Was he bearded? Tall or short, slight or heavy? Was his complexion light or swarthy, wrinkled or smooth? We are left to wonder.
But a document that appeared around the middle of the second century AD claims to know. It is The Acts of Paul and Thecla which never made it into the New Testament but was read widely in the developing early church.
Thecla, according to the story, was a virgin engaged to be married at a time when Paul was to come to Iconium. And, according to the story, Paul is approaching the city and Titus has given Onesiphorus a description of his appearance. He was to watch for a man who was “small in size, bald-headed, bow-legged, well built, with eyebrows that met, rather long-nosed and full of grace.”
Thecla, it turns out, heard and was fascinated with Paul’s message to the point that she abandoned her engagement and declared lifelong virginity. It was a notion held by some and circulated in the early years of the church that virginity was more holy than marriage.
The description of Paul’s appearance may be accurate and may have been kept alive for a century through oral tradition. Some church fathers believed so, and the story is still alive in the Church of Rome and the Eastern Orthodox Church.
But, whether true or not, this ample description of the Apostle can be set over against the larger fact that we don’t know much about the physical features of Bible characters because physical features are not the critical issue. So, details are sparse.
In Genesis we are only told that Rebekah was “very beautiful” and described as nimble of movement (Gen. 24:15-21). We know only that Jezebel, Ahab’s pagan queen “painted her eyes and arranged her hair” (2 Kings 9:30). Absalom was handsome in appearance with an inordinately large mop of hair (2 Sam. 14:25,26).
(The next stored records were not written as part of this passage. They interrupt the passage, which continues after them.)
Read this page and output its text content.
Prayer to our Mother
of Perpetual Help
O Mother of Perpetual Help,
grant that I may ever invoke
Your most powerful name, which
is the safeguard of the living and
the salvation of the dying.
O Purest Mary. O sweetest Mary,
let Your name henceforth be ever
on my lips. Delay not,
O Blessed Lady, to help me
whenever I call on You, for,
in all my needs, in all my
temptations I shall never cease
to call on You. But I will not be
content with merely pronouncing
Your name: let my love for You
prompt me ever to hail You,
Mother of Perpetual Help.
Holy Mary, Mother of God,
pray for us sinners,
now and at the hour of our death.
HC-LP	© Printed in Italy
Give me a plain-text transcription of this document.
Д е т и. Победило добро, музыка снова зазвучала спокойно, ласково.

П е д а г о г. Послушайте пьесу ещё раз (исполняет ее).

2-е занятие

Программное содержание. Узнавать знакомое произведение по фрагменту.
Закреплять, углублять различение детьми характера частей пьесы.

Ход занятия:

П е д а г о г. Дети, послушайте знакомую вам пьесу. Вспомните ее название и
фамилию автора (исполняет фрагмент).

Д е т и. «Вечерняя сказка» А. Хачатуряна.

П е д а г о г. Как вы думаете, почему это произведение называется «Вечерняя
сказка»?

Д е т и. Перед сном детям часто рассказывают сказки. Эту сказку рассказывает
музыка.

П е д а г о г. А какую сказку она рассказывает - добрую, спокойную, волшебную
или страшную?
And we’re told that Saul who became King of Israel was a head taller than his fellow Israelites (1 Sam. 9:2).
In the New Testament, we learn of Zachaeus only that he was short in stature (Lk. 19:3); Bartimaeus was blind (Mark 10:46); and we infer that the Apostle John was likely slight of build because he was a good runner (John 20: 3,4).
We have no description of any of the 12 disciples. We are not even given details about the physical features of Jesus, our Lord, even though we have extensive reports of his activities covering three years of ministry.
Apparently what matters most about the Bible characters we encounter is not their physical features but their hearts and their motivations. In the Bible, the heart is the seat of physical, spiritual and mental life. It is that aspect of our beings known fully only to God.
What prayer goes deeper in the Scriptures than the penitential prayer of King David: “Create in me a clean heart, O God” (Ps 51:10).
According to Jesus, the human qualities that bring us the greater and deeper happiness stem from the state of the heart. He said, “Blessed are the pure in heart for they will see God” (Matt. 5:8). For Jesus, the heart counts first and foremost.
None of this is to say that our physical features don’t matter at all. We do the best we can with whatever God has given us through our DNA – we may curl our hair or powder our faces or wear elevator shoes.
But by current beauty standards the Apostle Paul wouldn’t stand a chance. According to The Acts of Paul and Thecla, Paul’s features gave him less than a model’s physique. Except that what radiated out of him giving symmetry to all else, according to the story, was this: he was “full of grace.”
“Full of grace!” That’s what we hope and pray can be said of us. Abundant grace, we dare to believe, will enhance even our less-than-perfect physical features.